But last night, in a backyard alleyway at the corner of Margareta and Sorrento, residents witnessed the confluence of Detroit's sad and desperate decay in a most twisted and unusual way.
It started around 9:30 pm when flames licked up over Richard Abner's unattached garage. He grabbed the phone and called 911. The Detroit Fire Department was extremely busy with July 4th fireworks exploding all around. The dispatcher told him he would have to wait as there were no available engines.
At first he couldn't believe it but then remembered where he lives. He quickly put the phone down and grabbed his garage door opener to pull his car out. When he got there he realized it wasn't his garage burning. It was a trashcan propped up against his garage. It wasn't his trash can and he didn't know where it came from.
Abner's daughter Carmen lives with him along with her two young children and a teenager. She told Local Four "it was absolutely crazy last night." Her teenage son grabbed a fire extinguisher and put out the flames in the trash can. It was dark. No one could see after the fire went out because the street lights in the neighborhood haven't worked in years. A crowd gathered. Someone broke out a flashlight and another in the crowd ventured up close to the can only to find a human head and started screaming. Indeed it was a dead body inside the now melted trash can. The crowd stood and looked at this terrible murder scene for some 45 minutes in disbelief before a city official could get there. Richard Abner told Local Four News "The fire department came eventually and they said they didn't have a police car to send. They are supposed to be laying off 200 firefighters and police and your house is burning, your garage is burning" and it's a murder scene and there is no one to respond. He's angry and so are his neighbors. The Abners say it took another hour for the police to show up, still more time for homicide detectives to show up and confirm that indeed it was a body. It was apparently of an unidentified teenage boy, burned from the chest up. Much later the coroner's office arrived and took away the body.
As the police did their preliminary investigation they discovered tire tracks in the wet grass. This was after the thunderstorm had rolled through. They were tire tracks from the trash can. Detectives figured out, with some eyewitness help, that some young men were wheeling that trash can through the neighborhood looking for a place to leave it. They wheeled it effortlessly and without conscience down the middle of Margareta, up onto the sidewalk and into the alley behind Abner's home. There they apparently broke a gasoline can or a can of lighter fluid, covered the dead body and set it alight. There is gang scrawl, ["tagging" as it's known on the streets] on the garage. Abner has repeatedly painted it over.
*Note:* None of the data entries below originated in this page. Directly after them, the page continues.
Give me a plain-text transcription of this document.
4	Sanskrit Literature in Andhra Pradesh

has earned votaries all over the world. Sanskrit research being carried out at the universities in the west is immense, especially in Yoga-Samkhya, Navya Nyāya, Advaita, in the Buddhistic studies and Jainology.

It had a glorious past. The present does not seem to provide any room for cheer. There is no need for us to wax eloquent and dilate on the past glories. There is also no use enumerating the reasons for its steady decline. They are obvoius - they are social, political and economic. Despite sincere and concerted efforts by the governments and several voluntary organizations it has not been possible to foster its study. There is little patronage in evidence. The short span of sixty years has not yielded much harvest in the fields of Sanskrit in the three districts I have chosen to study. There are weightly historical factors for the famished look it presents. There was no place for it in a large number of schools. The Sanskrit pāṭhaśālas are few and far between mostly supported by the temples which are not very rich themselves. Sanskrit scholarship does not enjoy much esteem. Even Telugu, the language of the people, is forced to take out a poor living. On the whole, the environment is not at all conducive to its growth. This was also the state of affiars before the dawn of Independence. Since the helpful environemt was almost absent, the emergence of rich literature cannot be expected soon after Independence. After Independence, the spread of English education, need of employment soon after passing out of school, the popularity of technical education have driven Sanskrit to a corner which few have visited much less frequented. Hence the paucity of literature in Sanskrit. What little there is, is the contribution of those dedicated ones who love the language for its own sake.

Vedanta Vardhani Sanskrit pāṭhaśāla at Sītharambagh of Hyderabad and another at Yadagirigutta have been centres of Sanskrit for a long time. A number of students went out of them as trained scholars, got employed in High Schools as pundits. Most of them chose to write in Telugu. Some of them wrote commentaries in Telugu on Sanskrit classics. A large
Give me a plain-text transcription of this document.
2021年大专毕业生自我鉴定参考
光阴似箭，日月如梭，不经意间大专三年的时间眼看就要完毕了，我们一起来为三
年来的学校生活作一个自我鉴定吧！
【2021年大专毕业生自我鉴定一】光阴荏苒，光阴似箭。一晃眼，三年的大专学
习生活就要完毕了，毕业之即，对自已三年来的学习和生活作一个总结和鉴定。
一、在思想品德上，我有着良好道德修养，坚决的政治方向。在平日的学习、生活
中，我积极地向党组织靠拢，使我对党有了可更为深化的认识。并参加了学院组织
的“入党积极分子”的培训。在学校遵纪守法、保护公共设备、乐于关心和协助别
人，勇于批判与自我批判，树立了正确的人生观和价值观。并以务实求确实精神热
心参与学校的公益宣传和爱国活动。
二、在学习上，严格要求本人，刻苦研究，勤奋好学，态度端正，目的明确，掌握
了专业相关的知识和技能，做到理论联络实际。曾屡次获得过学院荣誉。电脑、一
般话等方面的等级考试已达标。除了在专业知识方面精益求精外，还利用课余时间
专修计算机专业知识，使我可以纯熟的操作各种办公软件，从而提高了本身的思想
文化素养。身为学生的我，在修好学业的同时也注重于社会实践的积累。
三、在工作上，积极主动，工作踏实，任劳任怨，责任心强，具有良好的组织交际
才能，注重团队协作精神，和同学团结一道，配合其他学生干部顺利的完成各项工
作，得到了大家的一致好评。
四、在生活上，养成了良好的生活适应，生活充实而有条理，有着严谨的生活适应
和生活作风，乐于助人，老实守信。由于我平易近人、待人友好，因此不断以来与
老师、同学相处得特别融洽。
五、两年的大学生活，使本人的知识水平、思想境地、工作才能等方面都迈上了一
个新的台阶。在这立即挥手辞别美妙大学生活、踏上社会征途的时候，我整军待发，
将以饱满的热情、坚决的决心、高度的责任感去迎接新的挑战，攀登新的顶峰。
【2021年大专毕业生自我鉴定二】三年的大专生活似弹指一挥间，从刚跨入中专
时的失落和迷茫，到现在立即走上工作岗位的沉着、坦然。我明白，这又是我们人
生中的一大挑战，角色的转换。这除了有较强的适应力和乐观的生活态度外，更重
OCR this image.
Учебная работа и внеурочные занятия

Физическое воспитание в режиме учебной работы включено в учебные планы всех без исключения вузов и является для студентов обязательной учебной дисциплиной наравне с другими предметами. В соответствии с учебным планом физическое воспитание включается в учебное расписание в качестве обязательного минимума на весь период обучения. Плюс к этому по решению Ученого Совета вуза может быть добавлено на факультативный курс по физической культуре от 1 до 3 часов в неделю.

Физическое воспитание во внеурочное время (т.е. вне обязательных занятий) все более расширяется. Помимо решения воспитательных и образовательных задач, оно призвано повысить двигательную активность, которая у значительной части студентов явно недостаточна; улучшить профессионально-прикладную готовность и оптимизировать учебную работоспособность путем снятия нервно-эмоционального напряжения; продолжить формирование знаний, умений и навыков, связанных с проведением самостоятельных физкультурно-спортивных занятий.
It wasn't bad enough that the street lights are out, the fire department on July 4th too busy to show up for a fire, cops too few and too busy to get to a homicide with any speed, young men, possibly with gang connections, knowing no one is there to stop them wheel a dead body down a residential street with impunity! They set it on fire and easily flee into the darkness. Today, when Local Four News contacted the Detroit Police Department to find out how the investigation is going we were told it's stalled. Why? Because the coroner's office needs to determine the cause of death and hasn't done so yet. There is no information about the investigation to pass along. It could take the next day or several days to get the cause of death, and until then there is no expectation this ugly holiday murder will be investigated. This is what is wrong with Detroit and sadly, there are no quick or easy solutions to make it right. July 4th, in Detroit was a sad one indeed.